Neural networks can be used for a wide range of tasks, including image recognition, speech recognition, natural language processing, and prediction. They are particularly well-suited to tasks that involve processing complex data or recognizing patterns in data.
Machine Learning vs. Neural Networks
Now that we have a basic understanding of what machine learning and neural networks are, let's dive deeper into the differences between the two.

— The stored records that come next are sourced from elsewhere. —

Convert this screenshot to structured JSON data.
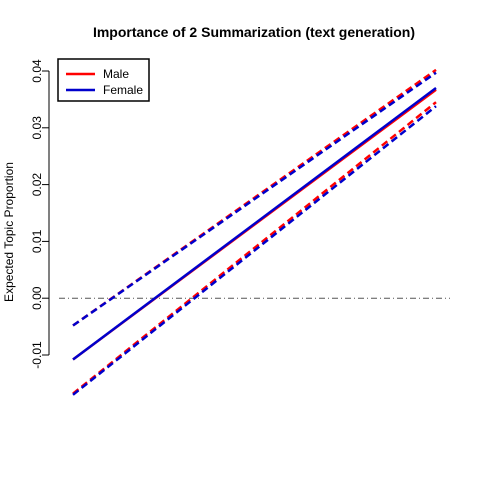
{
  "chart_data": {
    "type": "line",
    "title": "Importance of 2 Summarization (text generation)",
    "xlabel": "",
    "ylabel": "Expected Topic Proportion",
    "ylim": [
      -0.0165,
      0.0415
    ],
    "yticks": [
      -0.01,
      0.0,
      0.01,
      0.02,
      0.03,
      0.04
    ],
    "ytick_labels": [
      "-0.01",
      "0.00",
      "0.01",
      "0.02",
      "0.03",
      "0.04"
    ],
    "xlim": [
      0,
      1
    ],
    "reference_line": {
      "y": 0.0,
      "style": "dash-dot",
      "color": "#555555"
    },
    "legend": {
      "position": "top-left",
      "entries": [
        "Male",
        "Female"
      ]
    },
    "series": [
      {
        "name": "Male",
        "color": "#ff0000",
        "role": "estimate",
        "x": [
          0,
          1
        ],
        "values": [
          -0.0108,
          0.0367
        ]
      },
      {
        "color": "#ff0000",
        "role": "upper-ci",
        "x": [
          0,
          1
        ],
        "values": [
          -0.0048,
          0.0402
        ]
      },
      {
        "color": "#ff0000",
        "role": "lower-ci",
        "x": [
          0,
          1
        ],
        "values": [
          -0.0168,
          0.0345
        ]
      },
      {
        "name": "Female",
        "color": "#0000cc",
        "role": "estimate",
        "x": [
          0,
          1
        ],
        "values": [
          -0.0108,
          0.037
        ]
      },
      {
        "color": "#0000cc",
        "role": "upper-ci",
        "x": [
          0,
          1
        ],
        "values": [
          -0.0048,
          0.0397
        ]
      },
      {
        "color": "#0000cc",
        "role": "lower-ci",
        "x": [
          0,
          1
        ],
        "values": [
          -0.017,
          0.0338
        ]
      }
    ]
  }
}
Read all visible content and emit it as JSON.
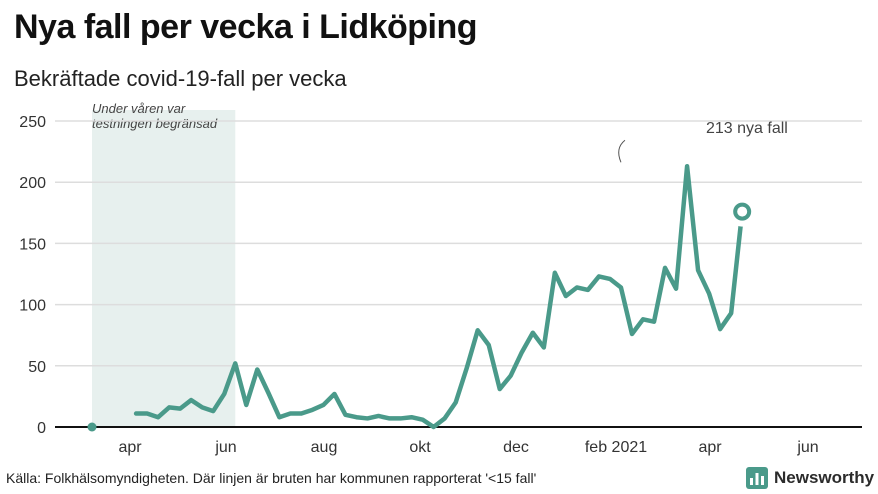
{
  "header": {
    "title": "Nya fall per vecka i Lidköping",
    "subtitle": "Bekräftade covid-19-fall per vecka"
  },
  "footer": {
    "source": "Källa: Folkhälsomyndigheten. Där linjen är bruten har kommunen rapporterat '<15 fall'"
  },
  "logo": {
    "text": "Newsworthy",
    "icon": "bar-chart-logo-icon",
    "color": "#4a9a8a"
  },
  "colors": {
    "line": "#4a9a8a",
    "shade": "#e7f0ee",
    "grid": "#dddddd",
    "axis": "#111111"
  },
  "chart_data": {
    "type": "line",
    "title": "Nya fall per vecka i Lidköping",
    "subtitle": "Bekräftade covid-19-fall per vecka",
    "ylim": [
      0,
      250
    ],
    "yticks": [
      0,
      50,
      100,
      150,
      200,
      250
    ],
    "xticks": [
      "apr",
      "jun",
      "aug",
      "okt",
      "dec",
      "feb 2021",
      "apr",
      "jun"
    ],
    "x_unit": "week",
    "shaded_region": {
      "from_week": 0,
      "to_week": 11,
      "label_lines": [
        "Under våren var",
        "testningen begränsad"
      ]
    },
    "annotation": {
      "week": 48,
      "value": 213,
      "text": "213 nya fall"
    },
    "series": [
      {
        "values": [
          0,
          null,
          null,
          null,
          11,
          11,
          8,
          16,
          15,
          22,
          16,
          13,
          27,
          52,
          18,
          47,
          28,
          8,
          11,
          11,
          14,
          18,
          27,
          10,
          8,
          7,
          9,
          7,
          7,
          8,
          6,
          0,
          7,
          20,
          48,
          79,
          67,
          31,
          42,
          61,
          77,
          65,
          126,
          107,
          114,
          112,
          123,
          121,
          114,
          76,
          88,
          86,
          130,
          113,
          213,
          128,
          109,
          80,
          93,
          176
        ],
        "last_point_marked": true
      }
    ]
  }
}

Firstly, machine learning is a broad category that encompasses many different types of algorithms, including neural networks. Neural networks are a specific type of machine learning algorithm that is designed to simulate the way the brain works.

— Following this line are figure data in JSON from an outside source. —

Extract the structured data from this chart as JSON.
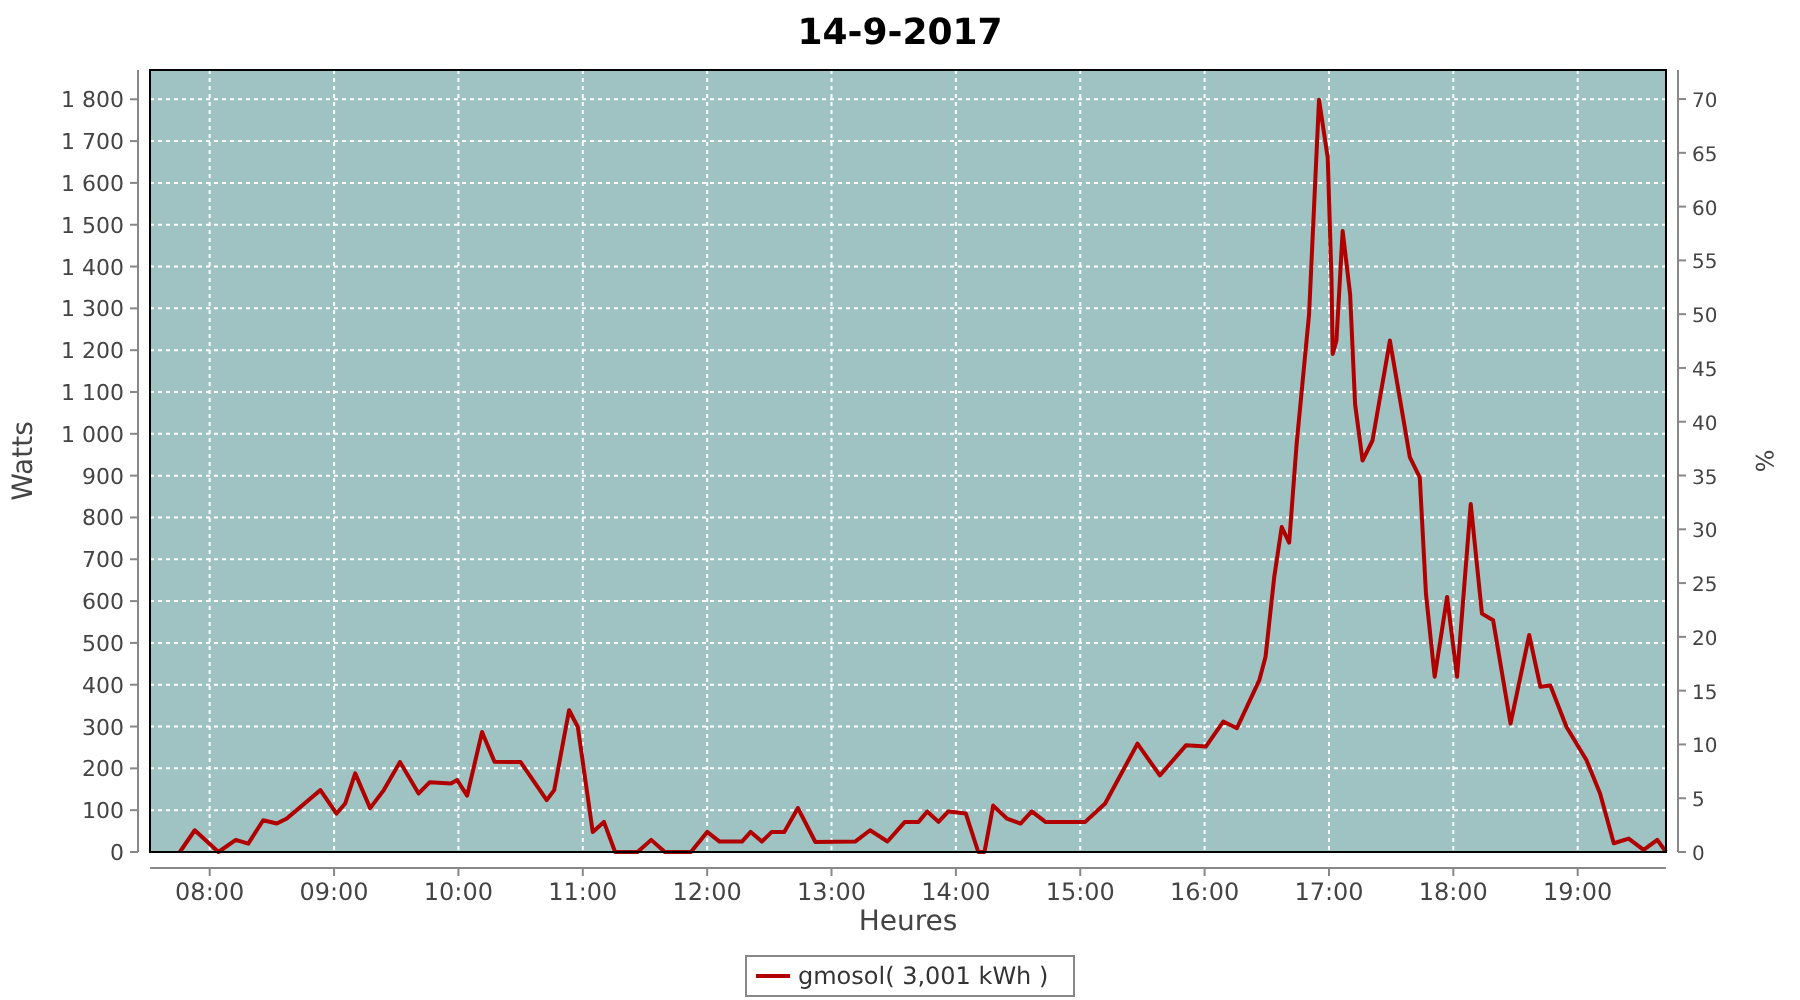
{
  "chart_data": {
    "type": "line",
    "title": "14-9-2017",
    "xlabel": "Heures",
    "ylabel": "Watts",
    "y2label": "%",
    "x": [
      7.76,
      7.88,
      8.07,
      8.21,
      8.31,
      8.43,
      8.54,
      8.62,
      8.89,
      9.02,
      9.09,
      9.17,
      9.29,
      9.4,
      9.53,
      9.68,
      9.77,
      9.94,
      9.99,
      10.07,
      10.19,
      10.29,
      10.5,
      10.71,
      10.77,
      10.89,
      10.96,
      11.08,
      11.17,
      11.26,
      11.44,
      11.55,
      11.66,
      11.87,
      12.0,
      12.1,
      12.28,
      12.35,
      12.44,
      12.52,
      12.62,
      12.73,
      12.87,
      13.19,
      13.31,
      13.45,
      13.59,
      13.7,
      13.77,
      13.86,
      13.94,
      14.08,
      14.18,
      14.23,
      14.3,
      14.41,
      14.52,
      14.61,
      14.72,
      15.04,
      15.2,
      15.46,
      15.64,
      15.85,
      16.01,
      16.15,
      16.26,
      16.44,
      16.49,
      16.56,
      16.62,
      16.68,
      16.74,
      16.84,
      16.92,
      16.99,
      17.02,
      17.03,
      17.06,
      17.11,
      17.17,
      17.21,
      17.27,
      17.35,
      17.49,
      17.6,
      17.65,
      17.73,
      17.78,
      17.85,
      17.95,
      18.03,
      18.14,
      18.23,
      18.32,
      18.46,
      18.61,
      18.7,
      18.78,
      18.91,
      19.07,
      19.18,
      19.29,
      19.41,
      19.53,
      19.64,
      19.71
    ],
    "series": [
      {
        "name": "gmosol( 3,001 kWh )",
        "color": "#b00000",
        "values": [
          0,
          52,
          0,
          29,
          20,
          76,
          68,
          80,
          148,
          92,
          116,
          188,
          105,
          148,
          215,
          140,
          167,
          164,
          172,
          135,
          287,
          216,
          215,
          124,
          148,
          339,
          299,
          48,
          72,
          0,
          0,
          29,
          0,
          0,
          48,
          25,
          25,
          48,
          25,
          48,
          48,
          105,
          24,
          25,
          52,
          25,
          72,
          72,
          97,
          72,
          97,
          92,
          0,
          0,
          111,
          80,
          68,
          97,
          72,
          72,
          116,
          259,
          183,
          255,
          252,
          312,
          296,
          411,
          467,
          658,
          777,
          740,
          976,
          1286,
          1799,
          1660,
          1374,
          1191,
          1223,
          1485,
          1334,
          1071,
          936,
          984,
          1223,
          1032,
          944,
          896,
          617,
          419,
          610,
          419,
          832,
          570,
          554,
          307,
          519,
          395,
          398,
          299,
          220,
          140,
          21,
          32,
          5,
          29,
          0
        ]
      }
    ],
    "xlim": [
      7.52,
      19.71
    ],
    "xticks": [
      {
        "value": 8,
        "label": "08:00"
      },
      {
        "value": 9,
        "label": "09:00"
      },
      {
        "value": 10,
        "label": "10:00"
      },
      {
        "value": 11,
        "label": "11:00"
      },
      {
        "value": 12,
        "label": "12:00"
      },
      {
        "value": 13,
        "label": "13:00"
      },
      {
        "value": 14,
        "label": "14:00"
      },
      {
        "value": 15,
        "label": "15:00"
      },
      {
        "value": 16,
        "label": "16:00"
      },
      {
        "value": 17,
        "label": "17:00"
      },
      {
        "value": 18,
        "label": "18:00"
      },
      {
        "value": 19,
        "label": "19:00"
      }
    ],
    "ylim": [
      0,
      1870
    ],
    "yticks": [
      0,
      100,
      200,
      300,
      400,
      500,
      600,
      700,
      800,
      900,
      {
        "value": 1000,
        "label": "1 000"
      },
      {
        "value": 1100,
        "label": "1 100"
      },
      {
        "value": 1200,
        "label": "1 200"
      },
      {
        "value": 1300,
        "label": "1 300"
      },
      {
        "value": 1400,
        "label": "1 400"
      },
      {
        "value": 1500,
        "label": "1 500"
      },
      {
        "value": 1600,
        "label": "1 600"
      },
      {
        "value": 1700,
        "label": "1 700"
      },
      {
        "value": 1800,
        "label": "1 800"
      }
    ],
    "y2lim": [
      0,
      72.7
    ],
    "y2ticks": [
      0,
      5,
      10,
      15,
      20,
      25,
      30,
      35,
      40,
      45,
      50,
      55,
      60,
      65,
      70
    ],
    "grid": true,
    "legend": "bottom",
    "line_style": "solid",
    "marker": "none"
  }
}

Secondly, while machine learning algorithms can be used for a wide range of tasks, neural networks are particularly well-suited to tasks that involve processing complex data or recognizing patterns in data. Neural networks can recognize complex patterns and relationships in data that other machine learning algorithms may not be able to detect.
Thirdly, neural networks require a lot of data and processing power to train. Neural networks typically require large datasets and powerful hardware, such as graphics processing units (GPUs), to train effectively. Machine learning algorithms, on the other hand, can be trained on smaller datasets and less powerful hardware.
Finally, neural networks can provide highly accurate predictions and decisions, but they can be more difficult to understand and interpret than other machine learning algorithms. The way that neural networks make decisions is not always transparent, which can make it difficult to understand how they arrived at their conclusions.